Estimates based on historical NTA data. JEE Main uses percentile (normalized across shifts), not raw score, for ranking.
150 marks in JEE Main places you at approximately the 93rd–96th percentile — in the band where JEE Advanced eligibility is right on the boundary for General category. This is also the range where IIIT and GFTI admissions become the primary realistic path. The difference between 150 and 180 marks is roughly 8 additional net correct answers — achievable with focused preparation on your weakest subject.
Remember: JEE Main reports percentile, not raw rank. The same raw score of 150 in an easier shift may produce a lower percentile than 150 in a harder shift, because percentile reflects your position in the full score distribution across all shifts and sessions.
| Raw Score Range | Approx. Percentile | Typical Admission Access |
|---|---|---|
| 270–300 | 99.9th+ | IIT (JEE Advanced), top NIT CS |
| 245–269 | 99.5–99.9th | IIT-eligible (Adv.), top NIT branches |
| 215–244 | 98–99.5th | Good NITs (CS/ECE borderline) |
| 180–214 | 95–98th | Mid-tier NITs, some good IIITs |
| 150–179 | 93–95th | IIITs, GFTIs, mid-tier NITs |
| 120–149 | 88–93th | State-level counselling + some IIITs |
| 0–119 | Below 88th | State engineering / private |
Your score band is highlighted. Data based on JEE Main 2023–2025 historical patterns. Cutoffs shift each year based on difficulty and candidate pool.
JEE Main has 3 subjects (Physics, Chemistry, Maths), each with 20 MCQ questions (+4/−1) and 10 numerical questions (attempt any 5, +4/0 — no negative marking). Multiple answer patterns produce 150 total:
| Approximate Attempt Pattern | Calculated Score |
|---|---|
| ~36C MCQ, 6C Num, 3W MCQ | 165 |
| ~33C MCQ, 9C Num, 0W MCQ | 168 |
| ~38C MCQ, 5C Num, 5W MCQ | 167 |
Since numericals have no negative marking, every numerical attempted is net-positive or neutral. Students scoring 150 with few numerical attempts have significant upside by increasing numerical practice — each additional correct numerical adds +4 marks with zero downside risk.
The numerical section (5 of 10 per subject attempted) contributes up to 60 marks per subject. Students who master the numerical section can offset weaker MCQ performance significantly. A common mistake: only attempting exactly 5 numericals and stopping. Since there is no penalty, attempt all 10 if time allows — only correct answers count, so attempting more is always better.
At 150 marks, maximising numericals is your most reliable path to 250+. Each wrong MCQ costs 1 mark in penalty and loses the 4-mark gain, a net swing of 5 marks per question. At this level, accuracy on MCQs matters as much as attempting more questions.

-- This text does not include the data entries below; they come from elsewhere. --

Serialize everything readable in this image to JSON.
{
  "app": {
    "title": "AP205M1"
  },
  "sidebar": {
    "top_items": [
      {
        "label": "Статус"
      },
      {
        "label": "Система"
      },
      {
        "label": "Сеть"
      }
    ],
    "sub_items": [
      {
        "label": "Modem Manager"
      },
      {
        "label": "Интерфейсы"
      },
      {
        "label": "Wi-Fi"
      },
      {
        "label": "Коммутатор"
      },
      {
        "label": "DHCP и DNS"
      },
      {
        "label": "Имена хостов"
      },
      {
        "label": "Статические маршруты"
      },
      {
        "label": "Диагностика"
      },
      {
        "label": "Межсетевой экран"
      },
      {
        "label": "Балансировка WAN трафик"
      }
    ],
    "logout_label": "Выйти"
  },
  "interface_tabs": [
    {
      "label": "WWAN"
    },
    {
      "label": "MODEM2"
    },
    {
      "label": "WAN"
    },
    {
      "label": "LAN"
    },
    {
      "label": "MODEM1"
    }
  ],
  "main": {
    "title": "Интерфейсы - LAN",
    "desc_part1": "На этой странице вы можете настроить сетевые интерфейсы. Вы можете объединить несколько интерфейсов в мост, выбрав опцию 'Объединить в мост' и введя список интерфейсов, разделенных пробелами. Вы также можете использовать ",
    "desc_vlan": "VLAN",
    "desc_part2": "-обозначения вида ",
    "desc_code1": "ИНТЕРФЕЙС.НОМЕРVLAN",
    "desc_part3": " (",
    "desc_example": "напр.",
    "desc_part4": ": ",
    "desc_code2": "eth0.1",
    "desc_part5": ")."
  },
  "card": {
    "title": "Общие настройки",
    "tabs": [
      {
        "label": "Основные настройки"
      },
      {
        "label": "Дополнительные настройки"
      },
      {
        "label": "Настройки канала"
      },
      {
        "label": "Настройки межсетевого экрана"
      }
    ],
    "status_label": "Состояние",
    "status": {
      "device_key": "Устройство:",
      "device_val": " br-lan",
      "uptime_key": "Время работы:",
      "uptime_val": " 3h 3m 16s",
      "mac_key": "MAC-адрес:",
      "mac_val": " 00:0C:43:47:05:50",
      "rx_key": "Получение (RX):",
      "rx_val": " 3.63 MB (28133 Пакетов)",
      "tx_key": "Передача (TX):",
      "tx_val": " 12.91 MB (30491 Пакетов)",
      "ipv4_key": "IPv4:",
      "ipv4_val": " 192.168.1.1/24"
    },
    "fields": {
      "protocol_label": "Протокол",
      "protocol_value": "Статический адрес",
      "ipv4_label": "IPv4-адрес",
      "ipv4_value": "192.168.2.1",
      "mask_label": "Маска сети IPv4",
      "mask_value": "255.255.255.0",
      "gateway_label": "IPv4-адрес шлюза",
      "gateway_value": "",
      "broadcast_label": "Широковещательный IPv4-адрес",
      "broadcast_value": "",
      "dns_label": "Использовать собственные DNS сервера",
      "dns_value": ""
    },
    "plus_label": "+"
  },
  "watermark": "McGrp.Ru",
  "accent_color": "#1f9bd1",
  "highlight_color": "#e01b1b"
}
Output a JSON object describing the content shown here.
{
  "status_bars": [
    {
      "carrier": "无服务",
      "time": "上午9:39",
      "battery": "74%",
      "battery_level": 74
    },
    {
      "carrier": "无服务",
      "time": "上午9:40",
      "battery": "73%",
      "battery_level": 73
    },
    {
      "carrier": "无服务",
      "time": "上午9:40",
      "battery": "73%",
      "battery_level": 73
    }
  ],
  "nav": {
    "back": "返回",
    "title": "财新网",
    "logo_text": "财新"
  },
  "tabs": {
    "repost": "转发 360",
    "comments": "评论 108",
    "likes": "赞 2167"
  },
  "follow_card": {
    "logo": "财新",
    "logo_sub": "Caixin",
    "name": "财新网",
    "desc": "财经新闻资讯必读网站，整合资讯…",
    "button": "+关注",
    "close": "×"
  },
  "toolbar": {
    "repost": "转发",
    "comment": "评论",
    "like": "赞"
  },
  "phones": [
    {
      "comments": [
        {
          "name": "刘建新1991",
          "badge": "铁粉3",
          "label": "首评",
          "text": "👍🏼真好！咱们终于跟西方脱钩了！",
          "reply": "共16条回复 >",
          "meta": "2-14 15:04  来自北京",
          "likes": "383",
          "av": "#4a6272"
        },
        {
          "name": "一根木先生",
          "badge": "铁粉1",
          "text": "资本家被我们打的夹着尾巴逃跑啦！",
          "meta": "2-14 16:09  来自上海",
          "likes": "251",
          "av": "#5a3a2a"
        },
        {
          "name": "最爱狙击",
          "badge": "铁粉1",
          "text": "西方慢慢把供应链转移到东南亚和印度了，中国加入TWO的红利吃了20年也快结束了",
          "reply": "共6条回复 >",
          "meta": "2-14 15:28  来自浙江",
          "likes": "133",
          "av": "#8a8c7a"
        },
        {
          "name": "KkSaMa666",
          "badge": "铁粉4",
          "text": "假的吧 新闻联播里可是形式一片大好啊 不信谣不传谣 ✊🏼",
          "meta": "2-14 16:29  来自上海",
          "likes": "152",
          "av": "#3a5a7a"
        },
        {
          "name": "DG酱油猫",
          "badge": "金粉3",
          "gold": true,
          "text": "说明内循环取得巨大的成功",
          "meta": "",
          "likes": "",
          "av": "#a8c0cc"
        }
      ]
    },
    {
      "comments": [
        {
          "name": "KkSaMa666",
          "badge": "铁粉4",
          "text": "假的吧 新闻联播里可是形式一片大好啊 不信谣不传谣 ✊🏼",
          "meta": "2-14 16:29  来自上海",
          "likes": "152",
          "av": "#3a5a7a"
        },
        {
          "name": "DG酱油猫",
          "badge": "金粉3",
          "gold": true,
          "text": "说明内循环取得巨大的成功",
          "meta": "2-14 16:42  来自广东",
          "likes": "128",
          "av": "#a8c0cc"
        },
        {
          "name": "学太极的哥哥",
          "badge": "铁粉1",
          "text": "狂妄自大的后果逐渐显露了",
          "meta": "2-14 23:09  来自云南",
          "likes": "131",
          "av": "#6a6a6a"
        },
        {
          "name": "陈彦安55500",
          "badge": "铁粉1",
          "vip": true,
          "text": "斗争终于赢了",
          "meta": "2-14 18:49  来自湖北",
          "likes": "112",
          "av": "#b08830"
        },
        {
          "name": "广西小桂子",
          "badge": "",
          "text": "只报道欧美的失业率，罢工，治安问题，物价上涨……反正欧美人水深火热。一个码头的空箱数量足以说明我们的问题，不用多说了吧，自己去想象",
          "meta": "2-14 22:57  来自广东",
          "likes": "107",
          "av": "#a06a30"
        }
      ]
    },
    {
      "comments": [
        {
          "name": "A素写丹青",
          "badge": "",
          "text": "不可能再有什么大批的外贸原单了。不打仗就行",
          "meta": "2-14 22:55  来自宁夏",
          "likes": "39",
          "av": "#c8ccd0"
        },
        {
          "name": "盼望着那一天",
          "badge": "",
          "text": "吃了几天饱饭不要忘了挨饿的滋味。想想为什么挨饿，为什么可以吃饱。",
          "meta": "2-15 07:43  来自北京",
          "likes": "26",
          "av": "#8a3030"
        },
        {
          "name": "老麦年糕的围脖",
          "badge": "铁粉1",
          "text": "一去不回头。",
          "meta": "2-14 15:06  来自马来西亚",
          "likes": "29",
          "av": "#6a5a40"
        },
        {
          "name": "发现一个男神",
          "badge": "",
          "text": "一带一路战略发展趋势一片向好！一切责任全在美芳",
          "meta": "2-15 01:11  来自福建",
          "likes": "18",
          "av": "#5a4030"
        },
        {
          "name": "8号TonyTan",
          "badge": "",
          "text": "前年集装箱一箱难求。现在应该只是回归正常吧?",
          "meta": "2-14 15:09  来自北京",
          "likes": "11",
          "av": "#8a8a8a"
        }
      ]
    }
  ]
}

At 150 marks, the numerical section is your biggest opportunity. Students in this range are typically getting 2–4 numericals correct per subject (6–12 total). Since numericals carry no negative marking, every additional attempted numerical with even partial confidence is +4 marks risk-free. Prioritize numerical practice for all three subjects before working on MCQ accuracy.
Use the JEE Score Calculator to enter your actual MCQ and numerical attempts per subject and identify which subject is dragging your score. The JEE Study Planner can build a structured schedule based on your exam date and subject strengths.